Tapi, yang menurutku lucu, ketika akhirnya aku memutuskan untuk melamar ke pekerjaan yang terkait dengan prodiku, aku diterima bekerja. Setelah berupaya selama setahun menghindari pekerjaan ini, pada akhirnya aku dipertemukan dengan bidang ini. Betapa hidup senang sekali menertawakanku.
Tapi, tentu saja, aku tidak bisa terus-terusan menganggur. Terlebih, aku malas jika harus menghadapi pertanyaan wawancara, “Apa saja yang Anda lakukan selama waktu jeda itu?” Jadi akhirnya, aku resmi menjadi pekerja dengan posisi yang merupakan prospek utama lulusan jurusanku.
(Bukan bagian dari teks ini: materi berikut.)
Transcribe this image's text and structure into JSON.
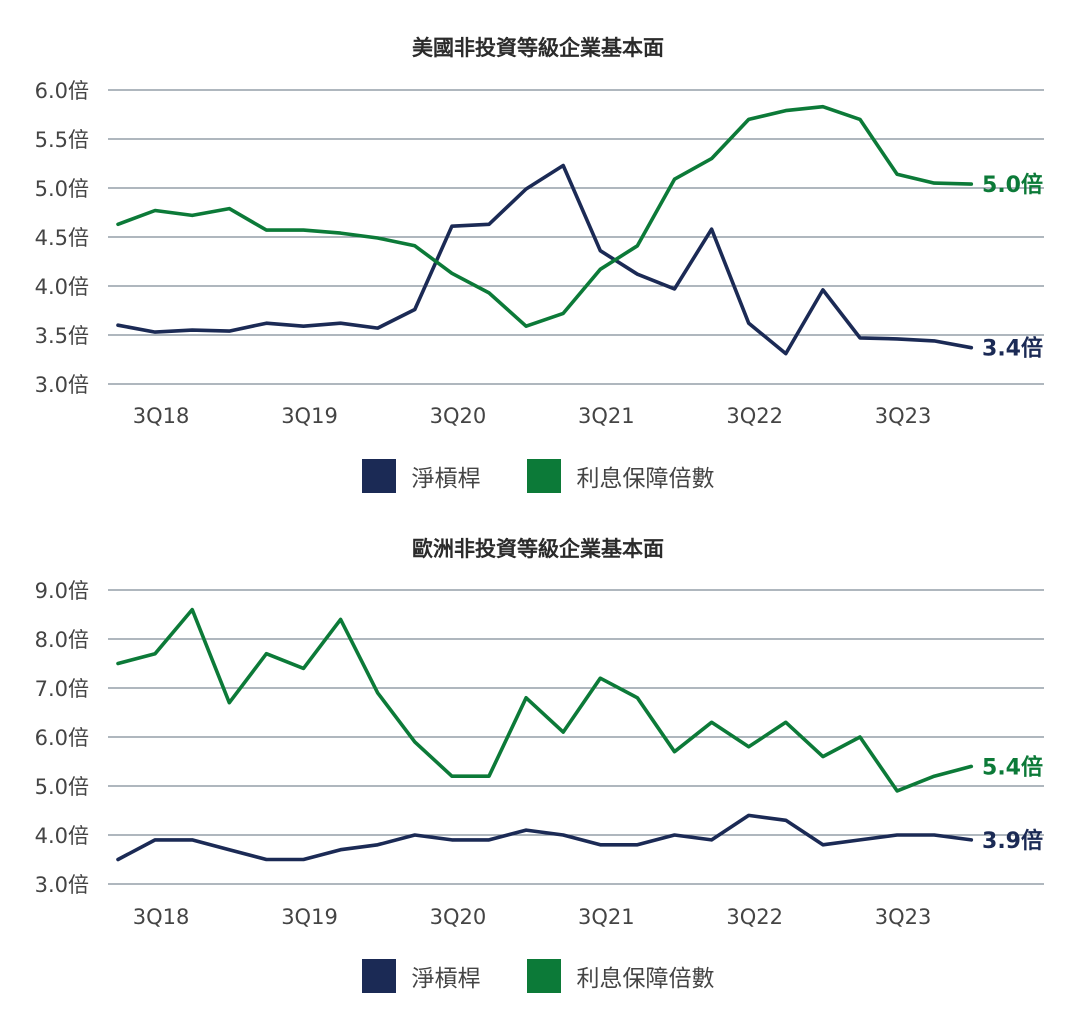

Namun, aku tetaplah aku. Hal yang membebaniku tak akan hilang begitu saja dalam waktu singkat. Aku kembali menghadapi masa sulitku. Aku tidak menikmati pekerjaanku, yang kemudian membuatku tidak bisa mengembangkan potensi dalam diriku.
Aku tidak pernah merasa buang-buang waktu ketika menjadi pengangguran, tapi aku merasa sangat membuang-buang waktu menjalani pekerjaan di bidang ini. Kenapa? Karena tujuanku bekerja ialah ku ingin meningkatkan kompetensi diriku. Tapi, keseharianku hanya mengeluhkan pekerjaanku. Mempertanyakan apakah aku benar-benar ingin menjalani hidup di bidang ini — yang seringkali langsung ditolak mentah-mentah oleh pikiran dan batinku. Aku tidak menemukan apa yang harus aku kejar di bidang ini. Aku kehilangan diriku.
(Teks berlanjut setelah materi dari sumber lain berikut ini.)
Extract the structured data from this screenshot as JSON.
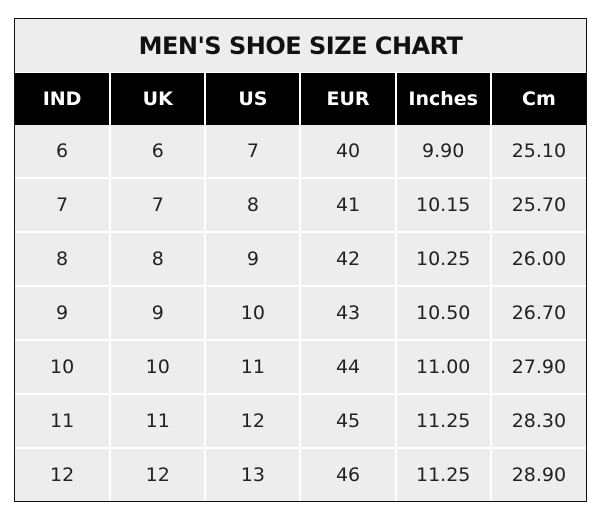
{
  "chart_data": {
    "type": "table",
    "title": "MEN'S SHOE SIZE CHART",
    "columns": [
      "IND",
      "UK",
      "US",
      "EUR",
      "Inches",
      "Cm"
    ],
    "rows": [
      [
        "6",
        "6",
        "7",
        "40",
        "9.90",
        "25.10"
      ],
      [
        "7",
        "7",
        "8",
        "41",
        "10.15",
        "25.70"
      ],
      [
        "8",
        "8",
        "9",
        "42",
        "10.25",
        "26.00"
      ],
      [
        "9",
        "9",
        "10",
        "43",
        "10.50",
        "26.70"
      ],
      [
        "10",
        "10",
        "11",
        "44",
        "11.00",
        "27.90"
      ],
      [
        "11",
        "11",
        "12",
        "45",
        "11.25",
        "28.30"
      ],
      [
        "12",
        "12",
        "13",
        "46",
        "11.25",
        "28.90"
      ]
    ],
    "colors": {
      "header_bg": "#000000",
      "header_text": "#ffffff",
      "cell_bg": "#ededed",
      "grid": "#ffffff"
    }
  }
}
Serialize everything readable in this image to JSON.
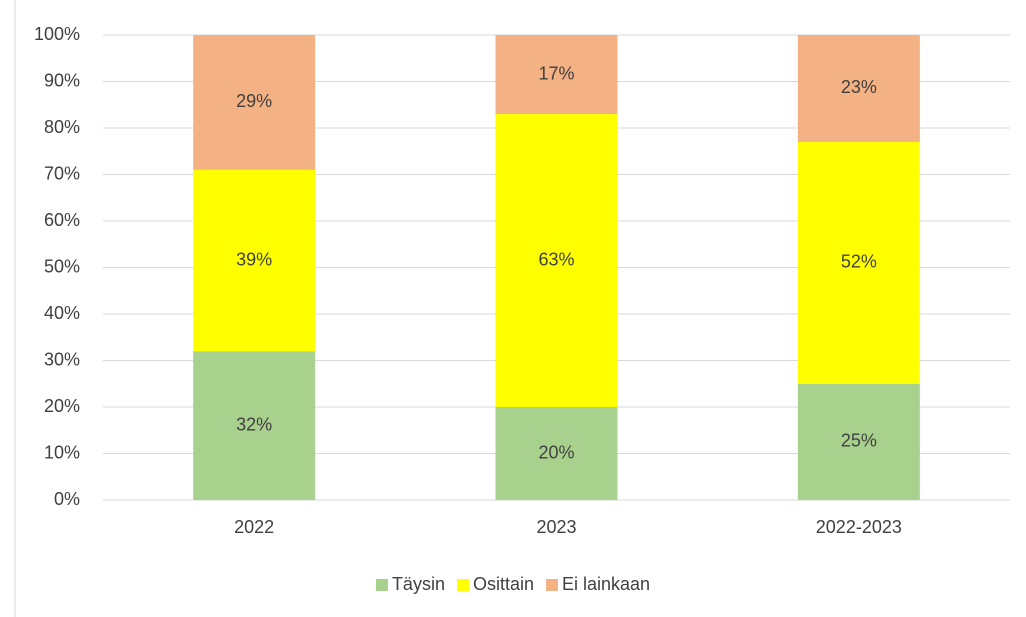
{
  "chart_data": {
    "type": "stacked_bar",
    "categories": [
      "2022",
      "2023",
      "2022-2023"
    ],
    "series": [
      {
        "name": "Täysin",
        "color": "#a9d18e",
        "values": [
          32,
          20,
          25
        ],
        "value_labels": [
          "32%",
          "20%",
          "25%"
        ]
      },
      {
        "name": "Osittain",
        "color": "#ffff00",
        "values": [
          39,
          63,
          52
        ],
        "value_labels": [
          "39%",
          "63%",
          "52%"
        ]
      },
      {
        "name": "Ei lainkaan",
        "color": "#f4b183",
        "values": [
          29,
          17,
          23
        ],
        "value_labels": [
          "29%",
          "17%",
          "23%"
        ]
      }
    ],
    "ylim": [
      0,
      100
    ],
    "yticks": [
      {
        "value": 0,
        "label": "0%"
      },
      {
        "value": 10,
        "label": "10%"
      },
      {
        "value": 20,
        "label": "20%"
      },
      {
        "value": 30,
        "label": "30%"
      },
      {
        "value": 40,
        "label": "40%"
      },
      {
        "value": 50,
        "label": "50%"
      },
      {
        "value": 60,
        "label": "60%"
      },
      {
        "value": 70,
        "label": "70%"
      },
      {
        "value": 80,
        "label": "80%"
      },
      {
        "value": 90,
        "label": "90%"
      },
      {
        "value": 100,
        "label": "100%"
      }
    ],
    "grid": true,
    "legend": "bottom"
  }
}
Berkali-kali aku berpikir ingin menyerah, tapi banyak perdebatan batin yang terjadi di pikiranku. Aku tak ingin menghilangkan raut bahagia orang tuaku yang bangga dengan pekerjaanku. Aku juga tak ingin membiarkan diriku menyerah di tengah jalan. Setidaknya, aku ingin menyelesaikan perjanjian kontrak kerja yang telah aku tanda tangani. Aku ingin menuntaskan apa yang sudah aku mulai.
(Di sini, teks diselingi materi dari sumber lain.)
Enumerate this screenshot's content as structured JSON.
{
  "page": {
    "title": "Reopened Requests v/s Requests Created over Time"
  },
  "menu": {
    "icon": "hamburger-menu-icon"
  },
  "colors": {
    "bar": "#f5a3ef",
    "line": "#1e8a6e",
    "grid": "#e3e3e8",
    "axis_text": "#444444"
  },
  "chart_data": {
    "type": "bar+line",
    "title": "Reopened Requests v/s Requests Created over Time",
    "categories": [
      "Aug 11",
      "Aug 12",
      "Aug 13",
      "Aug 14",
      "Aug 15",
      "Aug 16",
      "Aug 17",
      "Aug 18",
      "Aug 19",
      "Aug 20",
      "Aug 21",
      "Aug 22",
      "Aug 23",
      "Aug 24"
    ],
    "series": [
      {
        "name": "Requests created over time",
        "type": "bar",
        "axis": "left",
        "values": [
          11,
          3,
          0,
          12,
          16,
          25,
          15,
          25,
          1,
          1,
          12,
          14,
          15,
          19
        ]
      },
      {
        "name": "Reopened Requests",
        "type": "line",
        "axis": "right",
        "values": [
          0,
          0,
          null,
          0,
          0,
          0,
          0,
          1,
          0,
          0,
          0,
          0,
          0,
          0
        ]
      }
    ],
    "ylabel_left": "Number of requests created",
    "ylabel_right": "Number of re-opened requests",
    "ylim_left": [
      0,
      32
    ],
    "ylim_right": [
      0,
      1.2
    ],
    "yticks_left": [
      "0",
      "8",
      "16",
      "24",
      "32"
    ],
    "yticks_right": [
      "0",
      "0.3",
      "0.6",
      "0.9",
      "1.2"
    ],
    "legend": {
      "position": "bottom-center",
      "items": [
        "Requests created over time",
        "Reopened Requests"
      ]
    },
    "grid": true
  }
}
Akhirnya, aku memutuskan untuk bertahan.
Tapi ternyata, bertahan tidak semudah itu.
Aku bukan tipe orang yang mudah menangis, namun suatu waktu aku menangis di tengah malam dalam doaku. Kembali menyerah mencoba menentukan pilihan sendiri, aku meminta petunjuk kepada Yang Maha Esa. Pertanyaanku sederhana: kalau memang bidang ini baik untukku, mohon bantu aku menjalani hari-hariku dengan ikhlas; namun apabila bidang ini tidak baik untukku, mohon tunjukkan jalan yang lebih baik untuk diriku.
Beberapa hari setelah doaku itu, mentalku membaik. Bahkan, aku kembali diingatkan dengan kesukaanku yang hampir ku lupakan: menulis dan belajar bahasa. Aku kembali dipertemukan dengan rasa bahagiaku menjalani dua kesukaanku itu. Sehingga, setidaknya hingga sejauh ini, aku merasa jawaban Tuhan adalah: bidang ini yang baik untukku.
Aku selalu bertanya-tanya apa alasan Tuhan memberikan bidang ini untuk diriku. Sejak dulu di masa SMA, hingga sekarang, Tuhan seolah tidak mengizinkanku untuk keluar dari bidang ini. Memangnya apa yang akan diriku lakukan di masa mendatang yang membuat Tuhan menempatkanku di bidang ini? Apakah aku akan melakukan sesuatu yang memiliki dampak besar untuk banyak orang — atau setidaknya untuk diriku sendiri?
Tentu saja aku tahu pertanyaan-pertanyaan ini tak akan ku temukan jawabannya sekarang. Aku harus menjalani hidupku di bidang ini untuk menemukan jawaban atas pertanyaan-pertanyaan tadi.
Dari banyak cerita yang ku temui, aku selalu diingatkan bahwa aku yang akan menentukan nilai dari hidupku sendiri. Aku yang memiliki hak penuh menentukan bagaimana aku ingin membangun arti hidupku. Aku akan bisa meminimalisir penyesalan dalam hidup jika aku terus melakukan yang terbaik terhadap apa yang ada di depan mataku. Jadi sepertinya, aku harus fokus menjalani hidup di bidang yang aku tempuh sekarang — pada akhirnya, momen ini juga yang akan membentuk diriku di masa yang akan datang.
Lagi pula, masa depan senang menentukan sendiri ukiran kisah hidup kita bahkan tanpa persetujuan kita, kan?
Jadi, baiklah, aku akan mencoba menjalani bidang ini dan menunggu sampai aku bertemu dengan jawabannya. Aku akan berusaha mempersiapkan diriku, agar setidaknya ketika aku berhadapan dengan jawabannya nanti, aku akan menemuinya dengan versi diriku yang telah berkompeten.